Cleide sai da catatonia num choro convulso, olhos arregalados e o rosto banhado em lágrimas. Uma tremura sacode o corpo e a alma de Gilson. Ele também está molhado, mas não de lágrimas.
Essas considerações eram feitas por Cleide, irmã de Tânia, para convencer o namorado Gilson a ajudá-la nessa empresa. Contavam com o que lhes parecia o pavor de Tânia por tudo que se referia ao sobrenatural. Contavam também com o grande motor das ações humanas, a inveja.
Não era gratuita a rejeição de Tânia às coisas do além. O que inicialmente foi identificado como medo acabou se revelando muito mais forte que isso. Tremia sim e se agitava diante de fenômenos estranhos, mas era mais que medo. De alguma maneira sentia que participava e até controlava essas coisas. Não foram poucas as vezes em que previu situações ou mudou com o pensamento acontecimentos que pareciam inevitáveis.

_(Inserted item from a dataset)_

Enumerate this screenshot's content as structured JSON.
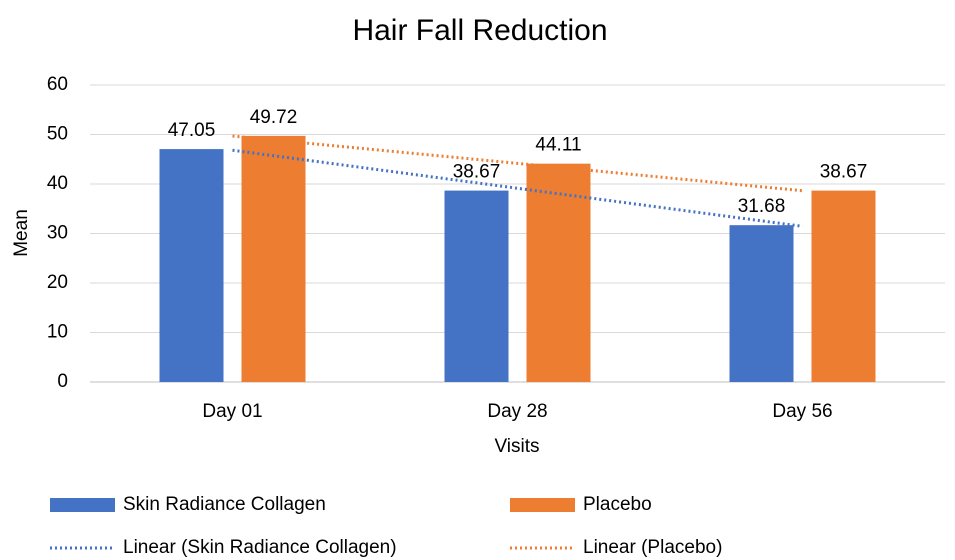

Descobriu que não tinha medo dos acontecimentos, tinha medo do envolvimento que acabava tendo com esses assuntos, mesmo sem querer. Fugia porque, presente, acabava interferindo. Felizmente conseguiu manter tudo isso fora do conhecimento das outras pessoas. E todos interpretavam sua reação como incontrolável pavor diante do sobrenatural.
Tânia jamais imaginaria aquelas maquinações de sua irmã. Gostava de todos, ajudava a todos nas tarefas, nos estudos e nos problemas pessoais. Encarava com bom-humor as brincadeiras destinadas a assustá-la, e depois as gozações decorrentes dessas brincadeiras. Nunca achou que passassem disso. Nunca passou por sua cabeça o rancor que secretamente, disfarçadamente sua irmã lhe dedicava.

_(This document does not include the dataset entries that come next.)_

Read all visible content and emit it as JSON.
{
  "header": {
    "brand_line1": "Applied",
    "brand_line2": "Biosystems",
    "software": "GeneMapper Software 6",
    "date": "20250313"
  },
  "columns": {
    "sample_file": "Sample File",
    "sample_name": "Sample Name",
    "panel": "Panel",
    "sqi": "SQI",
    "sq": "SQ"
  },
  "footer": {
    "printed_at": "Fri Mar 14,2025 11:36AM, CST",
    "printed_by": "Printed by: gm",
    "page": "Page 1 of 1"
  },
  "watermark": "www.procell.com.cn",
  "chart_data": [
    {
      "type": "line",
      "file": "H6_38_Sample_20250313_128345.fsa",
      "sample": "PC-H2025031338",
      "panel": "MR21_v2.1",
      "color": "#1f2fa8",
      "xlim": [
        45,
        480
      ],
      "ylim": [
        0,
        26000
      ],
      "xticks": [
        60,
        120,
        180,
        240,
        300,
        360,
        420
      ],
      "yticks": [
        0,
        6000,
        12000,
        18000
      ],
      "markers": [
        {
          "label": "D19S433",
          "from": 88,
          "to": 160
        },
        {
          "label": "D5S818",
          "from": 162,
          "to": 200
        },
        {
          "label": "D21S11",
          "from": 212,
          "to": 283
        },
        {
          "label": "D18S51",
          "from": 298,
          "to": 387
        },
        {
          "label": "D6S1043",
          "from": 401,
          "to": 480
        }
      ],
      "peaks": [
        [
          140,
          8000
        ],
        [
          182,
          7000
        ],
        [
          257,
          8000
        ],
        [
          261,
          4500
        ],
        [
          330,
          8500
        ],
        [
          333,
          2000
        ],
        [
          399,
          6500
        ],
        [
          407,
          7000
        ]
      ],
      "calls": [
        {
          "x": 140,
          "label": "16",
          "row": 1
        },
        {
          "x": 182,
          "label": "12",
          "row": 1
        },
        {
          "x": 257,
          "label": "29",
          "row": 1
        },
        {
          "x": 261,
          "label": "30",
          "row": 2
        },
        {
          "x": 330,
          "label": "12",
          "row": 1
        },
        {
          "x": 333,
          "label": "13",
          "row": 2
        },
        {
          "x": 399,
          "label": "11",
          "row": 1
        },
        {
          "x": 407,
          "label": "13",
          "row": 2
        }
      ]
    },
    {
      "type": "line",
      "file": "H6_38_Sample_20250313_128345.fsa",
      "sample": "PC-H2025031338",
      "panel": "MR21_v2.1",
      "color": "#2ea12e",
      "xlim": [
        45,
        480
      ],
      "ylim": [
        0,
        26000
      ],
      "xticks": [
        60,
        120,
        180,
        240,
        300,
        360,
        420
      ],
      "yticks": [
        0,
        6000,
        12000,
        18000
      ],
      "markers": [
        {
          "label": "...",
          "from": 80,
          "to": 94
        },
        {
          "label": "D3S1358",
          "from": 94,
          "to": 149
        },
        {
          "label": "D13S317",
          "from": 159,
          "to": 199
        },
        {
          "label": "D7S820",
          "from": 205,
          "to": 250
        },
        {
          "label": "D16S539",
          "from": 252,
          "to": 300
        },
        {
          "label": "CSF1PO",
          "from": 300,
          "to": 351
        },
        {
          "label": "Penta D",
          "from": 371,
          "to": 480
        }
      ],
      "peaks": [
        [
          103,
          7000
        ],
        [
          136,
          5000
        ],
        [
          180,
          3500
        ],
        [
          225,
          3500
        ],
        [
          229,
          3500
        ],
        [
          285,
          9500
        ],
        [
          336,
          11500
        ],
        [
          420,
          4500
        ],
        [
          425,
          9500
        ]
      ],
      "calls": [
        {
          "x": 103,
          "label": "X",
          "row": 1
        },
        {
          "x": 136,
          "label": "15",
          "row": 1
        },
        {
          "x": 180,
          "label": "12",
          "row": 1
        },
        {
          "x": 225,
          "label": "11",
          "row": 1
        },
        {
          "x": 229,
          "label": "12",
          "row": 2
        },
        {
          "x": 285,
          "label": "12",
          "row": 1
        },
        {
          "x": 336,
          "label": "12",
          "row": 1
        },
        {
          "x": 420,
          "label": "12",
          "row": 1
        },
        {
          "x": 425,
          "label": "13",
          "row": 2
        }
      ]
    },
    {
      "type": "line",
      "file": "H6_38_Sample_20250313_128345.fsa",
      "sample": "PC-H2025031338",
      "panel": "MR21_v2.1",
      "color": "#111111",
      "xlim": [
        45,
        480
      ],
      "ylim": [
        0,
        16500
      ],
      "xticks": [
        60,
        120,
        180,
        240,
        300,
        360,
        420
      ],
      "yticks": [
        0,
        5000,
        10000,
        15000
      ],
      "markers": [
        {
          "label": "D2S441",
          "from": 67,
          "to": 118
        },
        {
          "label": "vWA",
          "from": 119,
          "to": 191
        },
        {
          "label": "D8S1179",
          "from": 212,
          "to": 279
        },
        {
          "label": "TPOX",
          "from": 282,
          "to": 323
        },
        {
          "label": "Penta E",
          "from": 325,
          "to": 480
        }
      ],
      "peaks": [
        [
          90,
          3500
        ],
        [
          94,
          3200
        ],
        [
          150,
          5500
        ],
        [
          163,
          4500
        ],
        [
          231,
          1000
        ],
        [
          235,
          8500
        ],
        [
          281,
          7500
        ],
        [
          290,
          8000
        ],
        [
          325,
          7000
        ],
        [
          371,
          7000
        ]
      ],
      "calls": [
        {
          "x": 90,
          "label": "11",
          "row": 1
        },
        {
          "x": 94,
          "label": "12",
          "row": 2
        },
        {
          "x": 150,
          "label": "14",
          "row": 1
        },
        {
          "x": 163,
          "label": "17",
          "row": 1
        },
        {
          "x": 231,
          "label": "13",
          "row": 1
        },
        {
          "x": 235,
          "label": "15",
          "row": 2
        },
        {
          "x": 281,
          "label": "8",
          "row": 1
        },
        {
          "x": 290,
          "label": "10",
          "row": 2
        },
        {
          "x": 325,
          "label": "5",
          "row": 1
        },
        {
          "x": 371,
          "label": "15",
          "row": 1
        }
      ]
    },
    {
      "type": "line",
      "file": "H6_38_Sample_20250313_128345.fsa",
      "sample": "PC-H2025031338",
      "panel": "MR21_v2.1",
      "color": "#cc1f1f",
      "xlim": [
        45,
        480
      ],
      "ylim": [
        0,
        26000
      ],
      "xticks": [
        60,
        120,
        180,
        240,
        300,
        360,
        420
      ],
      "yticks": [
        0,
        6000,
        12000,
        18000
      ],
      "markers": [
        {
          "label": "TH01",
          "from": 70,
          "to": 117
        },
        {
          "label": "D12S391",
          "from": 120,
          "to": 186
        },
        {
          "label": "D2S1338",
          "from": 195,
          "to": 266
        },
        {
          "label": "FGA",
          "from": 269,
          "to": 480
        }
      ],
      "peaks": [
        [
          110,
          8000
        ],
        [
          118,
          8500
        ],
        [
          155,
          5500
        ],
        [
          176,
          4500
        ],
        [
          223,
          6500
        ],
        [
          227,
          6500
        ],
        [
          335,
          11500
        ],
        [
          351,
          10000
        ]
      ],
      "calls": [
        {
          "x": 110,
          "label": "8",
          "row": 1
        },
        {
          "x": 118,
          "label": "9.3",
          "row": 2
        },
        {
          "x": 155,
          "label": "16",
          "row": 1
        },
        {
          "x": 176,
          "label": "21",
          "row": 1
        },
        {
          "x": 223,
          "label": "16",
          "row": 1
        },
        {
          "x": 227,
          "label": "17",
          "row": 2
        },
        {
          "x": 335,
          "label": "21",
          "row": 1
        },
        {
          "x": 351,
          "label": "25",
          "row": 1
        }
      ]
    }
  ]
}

A oportunidade surgiu numa noite sem lua que ameaçava chover. Tânia foi facilmente convencida da necessidade de ir à casa da avó morta há alguns meses, que permanecera fechada. A maioria das pessoas tinha medo de ir ali, mas por isso mesmo o lugar se revelou perfeito para o que Gilson e Cleide tinham em mente.
Deixada no meio da sala grande, enquanto o casal se dirigia aos quartos para procurar o que tinham ido buscar, Tânia olhou os móveis cobertos de poeira e teias de aranha. O cenário, aliado a algumas preparações da dupla, seria capaz de assombrar qualquer corajoso. Ainda mais, pensaram, uma medrosa como Tânia. Com auxílio de uma corda que chegava ao quarto onde Gilson estava, ele bateu a janela três vezes e arrastou caixas e correntes no forro da casa.
Coincidências acontecem – embora algumas pessoas não acreditem em coincidências - e a chuva que ameaçava cair desabou no exato momento em que a janela batia. O vento sacudiu as velhas e empoeiradas cortinas. Um casal de gatos em lua-de-mel no telhado contribuiu com gritos e gemidos aterradores.
Gilson e Cleide voltaram à sala prontos para a gargalhada. Gargalhada que, entretanto, fica presa na garganta. Tânia está calma. A janela que Gilson já parou de movimentar à distância continua batendo. As correntes continuam sendo arrastadas. Os gatos uivam como lobos. A situação já lhes fugiu do controle.
Tânia continua impassível, olhando a janela e o teto. No rosto, um quase sorriso. Levanta uma das mãos em direção à janela rebelde, que para de bater. O vento para de sacudir as cortinas. Já não se houve a chuva nem os trovões, e os raios param de ofuscar a vista. Talvez porque tivessem mesmo que parar em algum momento. Com a outra mão Tânia aponta o teto; as correntes no forro silenciam e os gatos cessam toda atividade amorosa, talvez por exaustão. Só então ela percebe que a irmã e o cunhado estão em choque.
- Não tenham medo, já passou!
Cleide sai da catatonia num choro convulso, olhos arregalados e o rosto banhado em lágrimas. Uma tremura sacode o corpo e a alma de Gilson. Ele também está molhado, mas não de lágrimas.